Souvent seul, voilà un point saillant de ma pratique psychogéographique. Et du défi que représentait pour moi ce séjour : me confronter à la solitude, cette monture qu’il me faut tout le temps dompter, dominer, presque chaque jour. La légère gêne du célibataire en vacances avec un jeune couple : essayer de ne pas embarrasser, de n’être pas trop présent, prendre la tangente. Par exemple en allant à la gare de Paddington à pied, le matin du départ prévu pour une journée à Reading. Et au retour, le soir, idem : un moyen de prendre un peu de distance et de tester, non seulement ma solitude, mais aussi ma perception de la ville. Aller le matin et retour le soir : la ville changeante, comment la reconnaître, par où passer, retrouver dans l’ombre ce que l’on a vu dans la lumière rasante. De nouvelles histoires à se raconter.
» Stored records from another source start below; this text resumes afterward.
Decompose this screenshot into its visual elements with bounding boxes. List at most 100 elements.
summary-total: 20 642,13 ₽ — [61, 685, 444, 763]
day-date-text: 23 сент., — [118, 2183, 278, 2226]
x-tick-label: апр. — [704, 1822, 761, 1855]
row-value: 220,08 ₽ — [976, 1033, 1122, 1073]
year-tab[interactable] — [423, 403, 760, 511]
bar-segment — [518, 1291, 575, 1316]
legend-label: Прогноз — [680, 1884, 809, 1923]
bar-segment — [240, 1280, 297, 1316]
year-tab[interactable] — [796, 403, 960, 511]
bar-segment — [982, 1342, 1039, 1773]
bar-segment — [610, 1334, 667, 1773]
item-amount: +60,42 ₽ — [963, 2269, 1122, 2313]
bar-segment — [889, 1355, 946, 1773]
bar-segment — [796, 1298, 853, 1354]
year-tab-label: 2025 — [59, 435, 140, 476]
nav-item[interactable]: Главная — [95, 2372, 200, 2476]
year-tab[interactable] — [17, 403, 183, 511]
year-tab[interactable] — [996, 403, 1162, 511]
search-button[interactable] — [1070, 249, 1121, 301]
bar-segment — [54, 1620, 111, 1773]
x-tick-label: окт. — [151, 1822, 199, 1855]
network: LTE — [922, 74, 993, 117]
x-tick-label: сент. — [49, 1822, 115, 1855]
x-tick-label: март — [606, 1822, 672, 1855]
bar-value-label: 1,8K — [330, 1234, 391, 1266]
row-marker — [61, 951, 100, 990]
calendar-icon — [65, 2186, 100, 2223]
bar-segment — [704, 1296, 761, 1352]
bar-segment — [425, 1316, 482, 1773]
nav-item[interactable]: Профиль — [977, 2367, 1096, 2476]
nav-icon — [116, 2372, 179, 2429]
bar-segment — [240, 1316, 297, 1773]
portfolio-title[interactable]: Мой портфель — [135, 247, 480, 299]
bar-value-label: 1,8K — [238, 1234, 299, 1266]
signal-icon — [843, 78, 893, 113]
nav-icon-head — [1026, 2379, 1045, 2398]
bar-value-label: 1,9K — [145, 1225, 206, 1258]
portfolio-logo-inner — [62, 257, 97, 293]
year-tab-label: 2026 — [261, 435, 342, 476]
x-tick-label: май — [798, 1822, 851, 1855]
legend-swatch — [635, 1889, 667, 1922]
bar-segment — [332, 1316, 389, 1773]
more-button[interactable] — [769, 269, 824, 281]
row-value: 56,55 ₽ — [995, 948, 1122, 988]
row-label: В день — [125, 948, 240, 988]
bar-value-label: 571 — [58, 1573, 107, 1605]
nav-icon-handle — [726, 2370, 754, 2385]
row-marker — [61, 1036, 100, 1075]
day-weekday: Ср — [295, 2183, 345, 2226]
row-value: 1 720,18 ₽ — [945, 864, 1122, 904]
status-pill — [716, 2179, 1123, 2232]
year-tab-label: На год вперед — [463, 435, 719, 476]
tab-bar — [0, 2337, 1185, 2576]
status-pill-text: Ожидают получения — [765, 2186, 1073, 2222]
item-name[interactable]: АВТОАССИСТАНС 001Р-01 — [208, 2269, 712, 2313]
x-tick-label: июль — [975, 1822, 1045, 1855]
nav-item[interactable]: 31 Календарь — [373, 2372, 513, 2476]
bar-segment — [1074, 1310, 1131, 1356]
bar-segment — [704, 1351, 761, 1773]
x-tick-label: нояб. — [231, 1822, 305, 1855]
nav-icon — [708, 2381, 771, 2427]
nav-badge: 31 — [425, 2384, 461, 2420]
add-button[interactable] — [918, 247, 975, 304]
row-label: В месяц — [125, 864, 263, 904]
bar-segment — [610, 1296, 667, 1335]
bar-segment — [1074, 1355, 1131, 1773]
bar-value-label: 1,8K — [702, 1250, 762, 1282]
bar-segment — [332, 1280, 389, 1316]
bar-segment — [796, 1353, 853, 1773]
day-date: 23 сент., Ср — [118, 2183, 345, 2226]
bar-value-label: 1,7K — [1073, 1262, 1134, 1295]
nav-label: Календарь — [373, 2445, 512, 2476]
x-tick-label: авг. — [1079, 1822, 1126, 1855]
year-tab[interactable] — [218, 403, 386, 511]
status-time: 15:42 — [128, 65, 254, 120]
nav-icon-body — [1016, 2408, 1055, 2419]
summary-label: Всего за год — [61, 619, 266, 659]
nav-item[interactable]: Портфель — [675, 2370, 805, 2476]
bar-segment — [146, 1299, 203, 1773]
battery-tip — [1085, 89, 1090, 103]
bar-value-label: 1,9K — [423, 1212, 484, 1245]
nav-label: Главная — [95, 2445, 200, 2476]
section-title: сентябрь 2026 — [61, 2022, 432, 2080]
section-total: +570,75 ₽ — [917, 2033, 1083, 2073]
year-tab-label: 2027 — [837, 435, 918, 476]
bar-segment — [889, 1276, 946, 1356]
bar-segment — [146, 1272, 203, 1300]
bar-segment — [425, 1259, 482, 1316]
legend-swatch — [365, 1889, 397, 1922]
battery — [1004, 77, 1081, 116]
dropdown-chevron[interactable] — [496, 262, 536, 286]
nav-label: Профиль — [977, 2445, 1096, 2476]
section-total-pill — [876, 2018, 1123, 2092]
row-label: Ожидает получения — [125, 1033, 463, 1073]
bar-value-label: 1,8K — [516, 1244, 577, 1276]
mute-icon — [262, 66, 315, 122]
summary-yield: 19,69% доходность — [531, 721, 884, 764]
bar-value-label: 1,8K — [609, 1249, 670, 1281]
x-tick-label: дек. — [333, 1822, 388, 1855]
Fascination par exemple d’un immeuble entièrement emmailloté de blanc, c’est ainsi que l’on procède en Angleterre : les échafaudages sont couverts d’un voile épais, qui transforme même le bâtiment le plus ordinaire, le plus pouilleux, en son propre fantôme. Éventré, cet immeuble bée ses étages brèches-dents, ses portes sur le vide, et je tente de deviner la silhouette d’origine de ce grand tas de béton en cours de… pas de démolition, vraiment : de démontage. Sans doute un immeuble années trente, de ce vilain Art déco comme il en poussa tant à Londres. Je ne crois pas être déjà passé par cette rue, et ne suis pas persuadé pouvoir la retrouver avec certitude une fois qu’on aura reconstruit quelque chose. Mais même dans des lieux amplement visités, connus, ma mémoire vacille devant une transformation radicale.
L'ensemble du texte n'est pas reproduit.